Point2D.Double p = new Point2D.Double(200, 220);

public void init() {}

public void paint(Graphics g){

Graphics2D g2 = (Graphics2D)g;

drawPoint(p0, "start", g2);

drawPoint(p1, "control point", g2);

drawPoint(p2, "end", g2);

drawPoint(p, "p", g2);

g2.draw(quad);

Point2D closeP = closestPoint(quad, p, g2);

g2.setColor(Color.red);

drawPoint(closeP, "", g2);

g2.setColor(Color.green);

Line2D line = new Line2D.Double(p, closeP);

g2.draw(line);

}

public Point2D closestPoint (QuadCurve2D quad, Point2D.Double p, Graphics2D g2) {

PathIterator path = quad.getPathIterator(null, 0.005);

// 0.005 = the flatness; reduce if result is not accurate enough!
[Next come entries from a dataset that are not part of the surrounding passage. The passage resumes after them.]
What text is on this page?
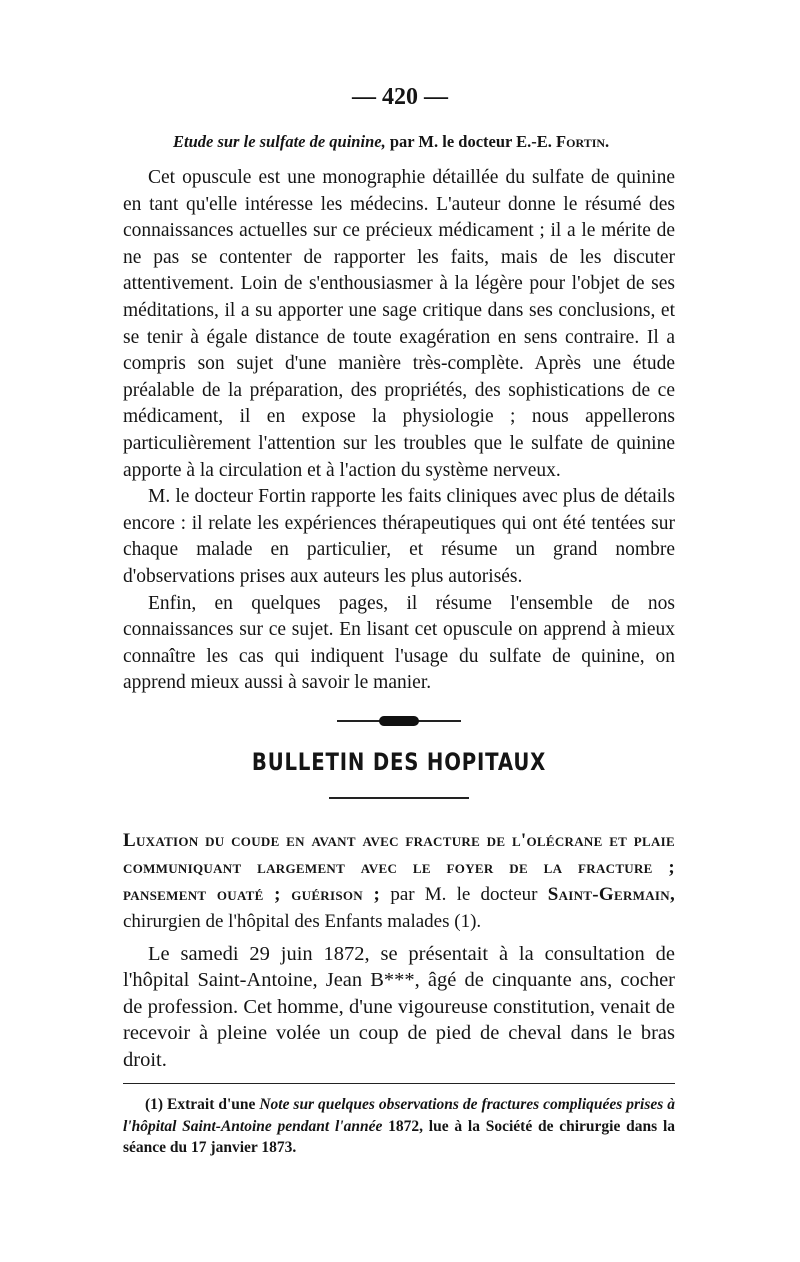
— 420 —
Etude sur le sulfate de quinine, par M. le docteur E.-E. Fortin.

Cet opuscule est une monographie détaillée du sulfate de quinine en tant qu'elle intéresse les médecins. L'auteur donne le résumé des connaissances actuelles sur ce précieux médicament ; il a le mérite de ne pas se contenter de rapporter les faits, mais de les discuter attentivement. Loin de s'enthousiasmer à la légère pour l'objet de ses méditations, il a su apporter une sage critique dans ses conclusions, et se tenir à égale distance de toute exagération en sens contraire. Il a compris son sujet d'une manière très-complète. Après une étude préalable de la préparation, des propriétés, des sophistications de ce médicament, il en expose la physiologie ; nous appellerons particulièrement l'attention sur les troubles que le sulfate de quinine apporte à la circulation et à l'action du système nerveux.

M. le docteur Fortin rapporte les faits cliniques avec plus de détails encore : il relate les expériences thérapeutiques qui ont été tentées sur chaque malade en particulier, et résume un grand nombre d'observations prises aux auteurs les plus autorisés.

Enfin, en quelques pages, il résume l'ensemble de nos connaissances sur ce sujet. En lisant cet opuscule on apprend à mieux connaître les cas qui indiquent l'usage du sulfate de quinine, on apprend mieux aussi à savoir le manier.

BULLETIN DES HOPITAUX

Luxation du coude en avant avec fracture de l'olécrane et plaie communiquant largement avec le foyer de la fracture ; pansement ouaté ; guérison ; par M. le docteur Saint-Germain, chirurgien de l'hôpital des Enfants malades (1).

Le samedi 29 juin 1872, se présentait à la consultation de l'hôpital Saint-Antoine, Jean B***, âgé de cinquante ans, cocher de profession. Cet homme, d'une vigoureuse constitution, venait de recevoir à pleine volée un coup de pied de cheval dans le bras droit.

(1) Extrait d'une Note sur quelques observations de fractures compliquées prises à l'hôpital Saint-Antoine pendant l'année 1872, lue à la Société de chirurgie dans la séance du 17 janvier 1873.
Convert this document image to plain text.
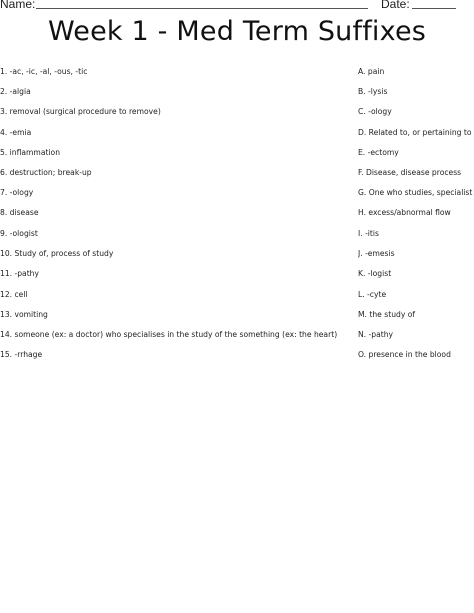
Name:	Date:
Week 1 - Med Term Suffixes
1. -ac, -ic, -al, -ous, -tic	A. pain
2. -algia	B. -lysis
3. removal (surgical procedure to remove)	C. -ology
4. -emia	D. Related to, or pertaining to
5. inflammation	E. -ectomy
6. destruction; break-up	F. Disease, disease process
7. -ology	G. One who studies, specialist
8. disease	H. excess/abnormal flow
9. -ologist	I. -itis
10. Study of, process of study	J. -emesis
11. -pathy	K. -logist
12. cell	L. -cyte
13. vomiting	M. the study of
14. someone (ex: a doctor) who specialises in the study of the something (ex: the heart)	N. -pathy
15. -rrhage	O. presence in the blood
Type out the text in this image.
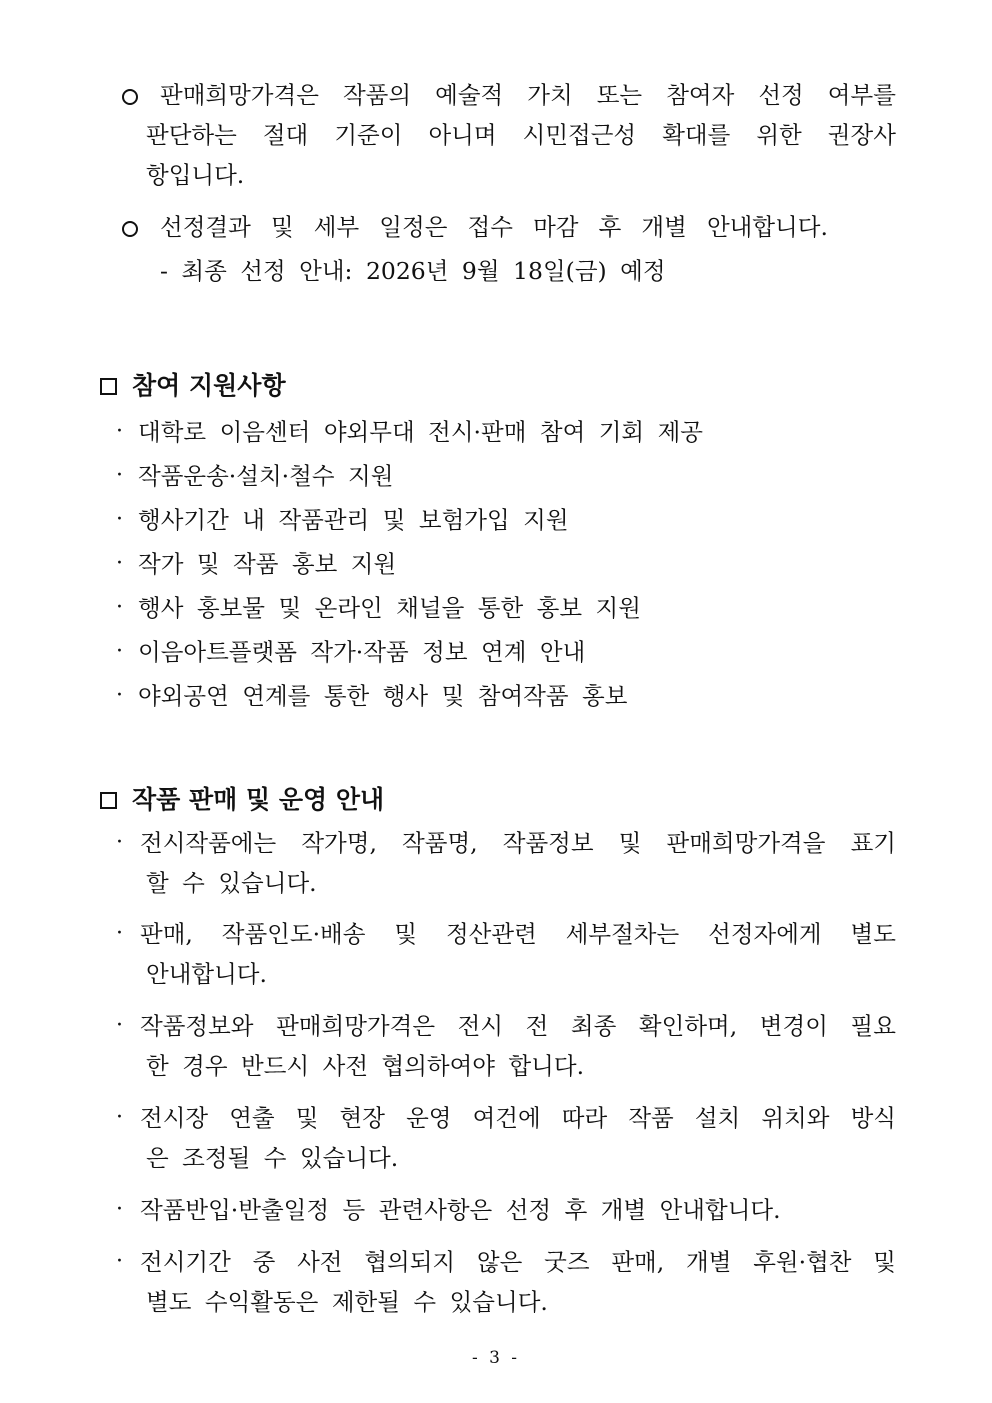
판매희망가격은 작품의 예술적 가치 또는 참여자 선정 여부를
판단하는 절대 기준이 아니며 시민접근성 확대를 위한 권장사
항입니다.
선정결과 및 세부 일정은 접수 마감 후 개별 안내합니다.
- 최종 선정 안내: 2026년 9월 18일(금) 예정
참여 지원사항
· 대학로 이음센터 야외무대 전시·판매 참여 기회 제공
· 작품운송·설치·철수 지원
· 행사기간 내 작품관리 및 보험가입 지원
· 작가 및 작품 홍보 지원
· 행사 홍보물 및 온라인 채널을 통한 홍보 지원
· 이음아트플랫폼 작가·작품 정보 연계 안내
· 야외공연 연계를 통한 행사 및 참여작품 홍보
작품 판매 및 운영 안내
· 전시작품에는 작가명, 작품명, 작품정보 및 판매희망가격을 표기
할 수 있습니다.
· 판매, 작품인도·배송 및 정산관련 세부절차는 선정자에게 별도
안내합니다.
· 작품정보와 판매희망가격은 전시 전 최종 확인하며, 변경이 필요
한 경우 반드시 사전 협의하여야 합니다.
· 전시장 연출 및 현장 운영 여건에 따라 작품 설치 위치와 방식
은 조정될 수 있습니다.
· 작품반입·반출일정 등 관련사항은 선정 후 개별 안내합니다.
· 전시기간 중 사전 협의되지 않은 굿즈 판매, 개별 후원·협찬 및
별도 수익활동은 제한될 수 있습니다.
- 3 -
double[] coords = new double[2];

int counter = 0;

double x = 0.0, y = 0.0;

double px = p.x, py = p.y;

double closestX = 0.0;

double closestY = 0.0;

double closestDistanceSquare = 1000000.0;

while( !path.isDone() ) {

path.currentSegment(coords);

x = coords[0]; y = coords[1];

double distanceSquare = Point2D.distanceSq(x,y,px,py);

if (distanceSquare < closestDistanceSquare) {

closestDistanceSquare = distanceSquare;

closestX = x;

closestY = y;

}

path.next();

}

return new Point2D.Double(closestX, closestY);

}

private void drawPoint(Point2D p, String text, Graphics g) {

int x = (int)p.getX(),

y = (int)p.getY();

g.fillOval(x-2, y-2, 4, 4);

g.drawString(text, x-4, y+10);

}

static void p(String s) {

System.out.println(s);

}

}

Tom7 at 2007-7-1 19:37:48 >

An analytic approach leads to a 3rd degree polynomial, by the way.

All QuadCurve2D's can be transformed to segments of the unit parabola y = x^2 with an affine tranformation so it suffices to find p1(x1,y1) on the curve such that the distance from p1 to p2(x2,y2), a given point, is minimal.

The distance squared is d(x1,y1) = (x1-x2)^2+ (y1-y2)^2 = (x1-x2)^2+ (x1^2-y2)^2.

Taking the derivative gives d'(x1) = 2(x1-x2) + 2 (2 x1)(x1^2-y2) = 2x1 - 2x2 + 4x1^3 - 4x1y2

Solving for zeroes leads to 2x1^3 + (1 - 2 y2) x1 - x2 = 0 for the x coordinate of the point on the curve.

jsalonen at 2007-7-1 19:37:48 >